There has been a “flight to quality” as investors reassess how much risk they are willing to take now that the period of frothy valuations in 2021 and 2022 has come to a close, he adds. Only top performers are raising capital from LPs in the current environment.

The largest fundraises in 1H24 included Silver Lake’s closure of its seventh flagship fund at USD 20.5bn in May, Vista Equity Partners’ reported USD 20bn close of its eight flagship fund in April, and TPG’s reported USD 15.6bn fundraise, which closed in April.

While these megacap vehicles have closed successfully, the cutthroat fundraising environment has been particularly felt by middle-market buyout shops, says Asante’s Davidson. LPs are less willing to take on new relationships in this market segment and have already “made their picks” in many cases, he said. The firm has been seeing GPs have success with cross-border offerings, however, such as US GPs raising capital outside the US and vice versa, he added.

Nevertheless, sentiment has started to shift over the last few quarters, he noted. A survey conducted by the private markets placement firm found that 75% of LPs expect higher distributions in 2024 compared to 2023, and 72% of LPs plan to increase their PE exposure.

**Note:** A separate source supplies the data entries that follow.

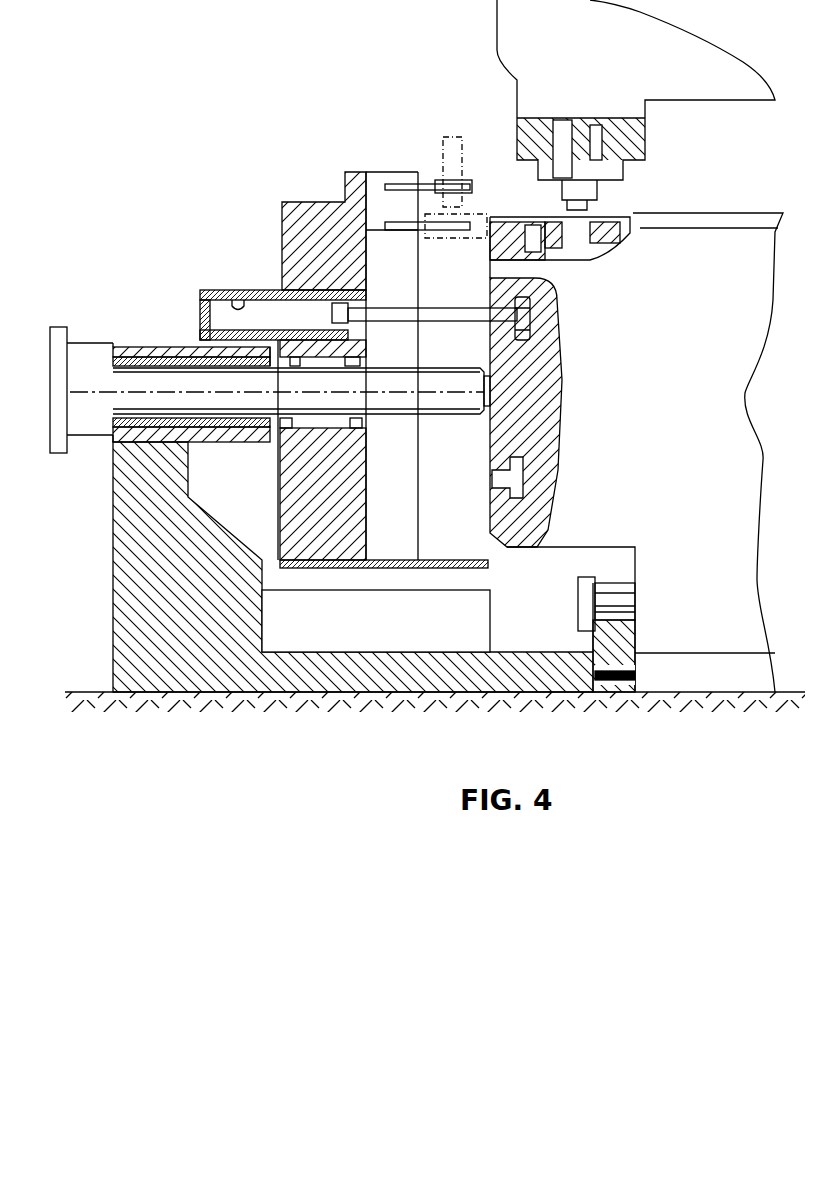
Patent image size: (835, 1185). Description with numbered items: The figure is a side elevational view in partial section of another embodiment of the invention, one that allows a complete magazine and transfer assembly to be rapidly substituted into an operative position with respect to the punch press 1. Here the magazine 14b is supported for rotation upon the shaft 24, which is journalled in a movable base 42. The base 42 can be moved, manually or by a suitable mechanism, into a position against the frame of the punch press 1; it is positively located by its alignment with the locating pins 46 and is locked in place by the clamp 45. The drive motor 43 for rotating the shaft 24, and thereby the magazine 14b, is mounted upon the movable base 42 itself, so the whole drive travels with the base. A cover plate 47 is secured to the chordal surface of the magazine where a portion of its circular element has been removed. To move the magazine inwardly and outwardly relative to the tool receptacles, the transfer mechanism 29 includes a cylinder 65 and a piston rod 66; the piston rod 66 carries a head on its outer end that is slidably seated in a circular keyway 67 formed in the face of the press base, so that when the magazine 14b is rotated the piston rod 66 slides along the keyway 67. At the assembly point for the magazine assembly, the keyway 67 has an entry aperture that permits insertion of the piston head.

The punch press 1 is at (740, 590).
The magazine 14b is at (307, 238).
The shaft 24 is at (178, 398).
The transfer mechanism 29 is at (197, 285).
The movable base 42 is at (220, 663).
The drive motor 43 is at (85, 358).
The clamp 45 is at (588, 586).
The locating pins 46 is at (608, 672).
The cover plate 47 is at (483, 563).
The cylinder 65 is at (238, 298).
The piston rod 66 is at (397, 305).
The circular keyway 67 is at (521, 474).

Even with the slowdown in fundraising, GPs are under pressure to deploy more capital. “Because M&A, and therefore deployment, has subsided over the last few years, financial sponsors have quite a bit of dry powder to put to work,” says Davidson.

Looking forward to 2025, Bain Capital’s Humphrey predicts that “we will see some continued increase in deal activity and, for at least a period of time, continued good economic outlook.”

“We’re just finding that it’s an environment right now where it requires a little more creativity to make deals happen,” he says. “You’ve got to have real insight and you’ve got to be able to support the businesses to drive growth because you’re gonna be buying them with higher cost capital structure than it would have been a few years ago.”